Sometimes when we’re faced with difficult circumstances, we shrink back. That’s only natural. We get scared, we get hesitant, we doubt ourselves, and we don’t believe that we can actually make a difference. So we don’t. At least not right away.
I think in tough times, finding our voices can be a challenge. Sometimes we feel silenced by others. Sometimes we’re unsure if we’re saying the right thing. Sometimes we have a perspective that isn’t appreciated by others, and so we hold ourselves back from saying how we truly feel. Sometimes we just feel insignificant, so we don’t say anything at all.
I’m guilty of this. I think we all are, in some ways. But I’ve always envied those who boldly stood behind their beliefs and rallied others around them. I’ve always been envious of those who raised their voices, for the right reasons, and started to make change.
This morning, I was thinking about this—thinking about what I could do, how I could possibly make a difference. Sometimes I feel so damn small. I’m just one person, what can I actually do? But that’s a defeatist mindset. That’s stopping myself before I even start.
And that’s not the kind of person I want to be.
But as I was sitting there questioning myself, I realized something. One person, one thought, one action—one—can make a difference.
Yes, I might be just one tiny person, but I have a voice. And that voice can be loud. And that voice can join with other voices. And all those voices coming together can be a chorus, a chorus that drowns out negativity and brings hope from pain.
So I started thinking about the small ways I could start. I could write. I could keep writing. I could pour my words onto the page in support of others, in support of kindness, in support of prayer and faith and strength. And maybe that won’t do a damn thing in the big scheme of the world, but it’s a start, right?
Because my words could touch someone, who could touch someone else, who could be inspired to write, or create, or sign a petition, or join a protest, or speak out, or share a poem, or write an essay, or begin a movement that is far greater than anything I could have imagined.
And soon people will be sharing and growing and coming together and fighting for the same things—all from one little action.
As I write that, though, I feel conceited. Do I really think my words can change the world? That what I have to say is that damn important? No. I don’t think that I can change the world. But I can put a slice of positivity into the world, a pinch of deep thoughts, a tiny bit of confessional, heart-filled poetry that I feel strongly about, in hopes that it can touch one person. Just one person.
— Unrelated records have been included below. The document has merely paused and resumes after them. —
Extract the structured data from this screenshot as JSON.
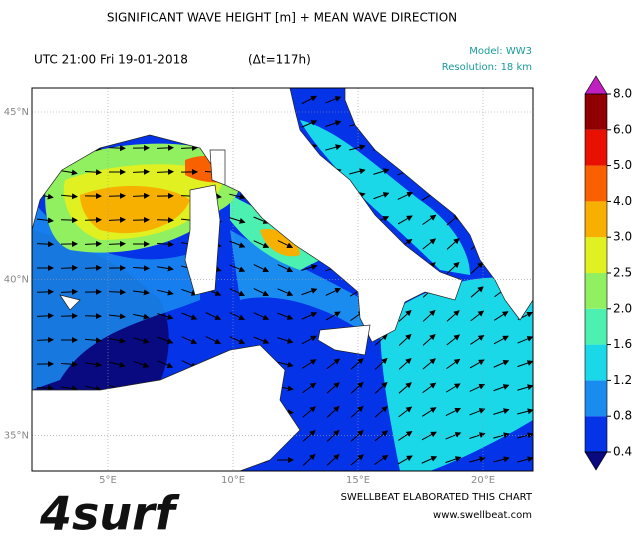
{
  "header": {
    "title": "SIGNIFICANT WAVE HEIGHT [m] + MEAN WAVE DIRECTION",
    "time": "UTC 21:00 Fri 19-01-2018",
    "delta": "(Δt=117h)",
    "model": "Model: WW3",
    "resolution": "Resolution: 18 km"
  },
  "map": {
    "lon_ticks": [
      {
        "value": 5,
        "label": "5°E"
      },
      {
        "value": 10,
        "label": "10°E"
      },
      {
        "value": 15,
        "label": "15°E"
      },
      {
        "value": 20,
        "label": "20°E"
      }
    ],
    "lat_ticks": [
      {
        "value": 45,
        "label": "45°N"
      },
      {
        "value": 40,
        "label": "40°N"
      },
      {
        "value": 35,
        "label": "35°N"
      }
    ]
  },
  "colorbar": {
    "levels": [
      {
        "value": 0.4,
        "label": "0.4"
      },
      {
        "value": 0.8,
        "label": "0.8"
      },
      {
        "value": 1.2,
        "label": "1.2"
      },
      {
        "value": 1.6,
        "label": "1.6"
      },
      {
        "value": 2.0,
        "label": "2.0"
      },
      {
        "value": 2.5,
        "label": "2.5"
      },
      {
        "value": 3.0,
        "label": "3.0"
      },
      {
        "value": 4.0,
        "label": "4.0"
      },
      {
        "value": 5.0,
        "label": "5.0"
      },
      {
        "value": 6.0,
        "label": "6.0"
      },
      {
        "value": 8.0,
        "label": "8.0"
      }
    ],
    "colors": [
      "#0433e8",
      "#1a8cf0",
      "#1ad8e8",
      "#4cf0b0",
      "#90f060",
      "#e0f020",
      "#f8b000",
      "#f86000",
      "#e81000",
      "#900000"
    ],
    "under_color": "#0a0a80",
    "over_color": "#c020c0"
  },
  "footer": {
    "credit": "SWELLBEAT ELABORATED THIS CHART",
    "url": "www.swellbeat.com"
  },
  "logo": {
    "text": "4surf"
  }
}
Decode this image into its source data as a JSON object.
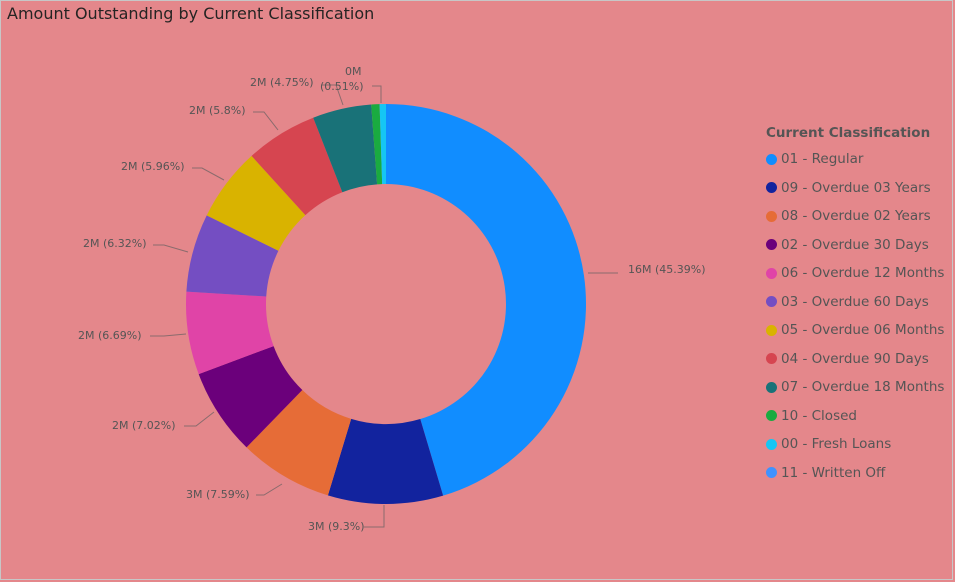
{
  "chart_data": {
    "type": "pie",
    "donut": true,
    "title": "Amount Outstanding by Current Classification",
    "legend_title": "Current Classification",
    "legend_position": "right",
    "series": [
      {
        "name": "01 - Regular",
        "value": 45.39,
        "label": "16M (45.39%)",
        "color": "#118dff"
      },
      {
        "name": "09 - Overdue 03 Years",
        "value": 9.3,
        "label": "3M (9.3%)",
        "color": "#12239e"
      },
      {
        "name": "08 - Overdue 02 Years",
        "value": 7.59,
        "label": "3M (7.59%)",
        "color": "#e66c37"
      },
      {
        "name": "02 - Overdue 30 Days",
        "value": 7.02,
        "label": "2M (7.02%)",
        "color": "#6b007b"
      },
      {
        "name": "06 - Overdue 12 Months",
        "value": 6.69,
        "label": "2M (6.69%)",
        "color": "#e044a7"
      },
      {
        "name": "03 - Overdue 60 Days",
        "value": 6.32,
        "label": "2M (6.32%)",
        "color": "#744ec2"
      },
      {
        "name": "05 - Overdue 06 Months",
        "value": 5.96,
        "label": "2M (5.96%)",
        "color": "#d9b300"
      },
      {
        "name": "04 - Overdue 90 Days",
        "value": 5.8,
        "label": "2M (5.8%)",
        "color": "#d64550"
      },
      {
        "name": "07 - Overdue 18 Months",
        "value": 4.75,
        "label": "2M (4.75%)",
        "color": "#197278"
      },
      {
        "name": "10 - Closed",
        "value": 0.67,
        "label": "",
        "color": "#1aab40"
      },
      {
        "name": "00 - Fresh Loans",
        "value": 0.51,
        "label": "0M (0.51%)",
        "color": "#15c6f4"
      },
      {
        "name": "11 - Written Off",
        "value": 0.0,
        "label": "",
        "color": "#4092ff"
      }
    ]
  }
}
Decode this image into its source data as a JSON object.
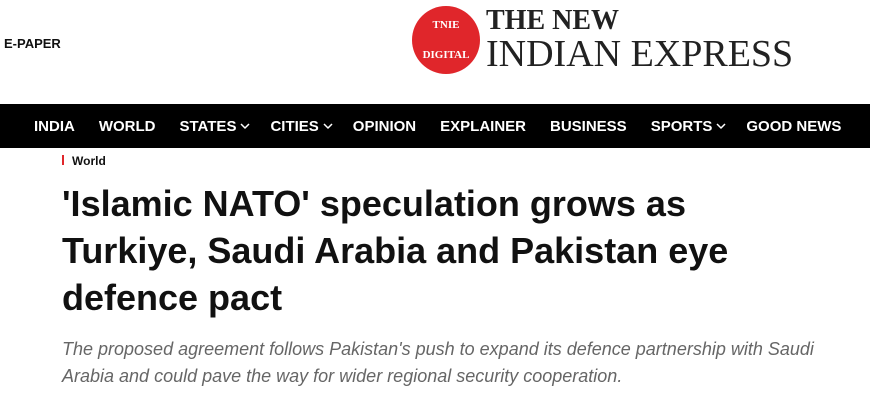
{
  "header": {
    "epaper": "E-PAPER",
    "logo_badge_top": "TNIE",
    "logo_badge_bottom": "DIGITAL",
    "logo_line1": "THE NEW",
    "logo_line2": "INDIAN EXPRESS"
  },
  "nav": [
    "INDIA",
    "WORLD",
    "STATES",
    "CITIES",
    "OPINION",
    "EXPLAINER",
    "BUSINESS",
    "SPORTS",
    "GOOD NEWS"
  ],
  "article": {
    "section": "World",
    "headline": "'Islamic NATO' speculation grows as Turkiye, Saudi Arabia and Pakistan eye defence pact",
    "summary": "The proposed agreement follows Pakistan's push to expand its defence partnership with Saudi Arabia and could pave the way for wider regional security cooperation."
  }
}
Who maybe reaches out to another. And another. And then maybe, we can begin to come together.
And learn. And grow. And fight.
This whole idea made me think about creators—writers, artists, poets, painters, sculptors, essayists, musicians, comedians, actors/actresses etc.—so many people who devote their life to their craft and fully believe in it.
It is us creators that hold power right now, power to make a difference.
Maybe not massive differences. Maybe we can’t change election results or shift the perspectives in people’s heads. Maybe we can’t alter predisposed mindsets or fully remove biased, racist, homophobic, etc. beliefs.
But as creators, we are the ones who can touch hearts and souls. And we can be the start of something big.
So I believe in creators. I believe in late nights and early mornings, pouring words onto pages or paint onto canvases. I believe in melodies that ache with pain. I believe in people who use art to communicate. And who believe in, and want to fight for a better world.
I believe in creators, and our ability to make change, to love, to support, to empower one another. I believe that we may be small, but we’re the hope this world needs right now.
I believe that our art, our words matter.
And so we must express them, now more than ever.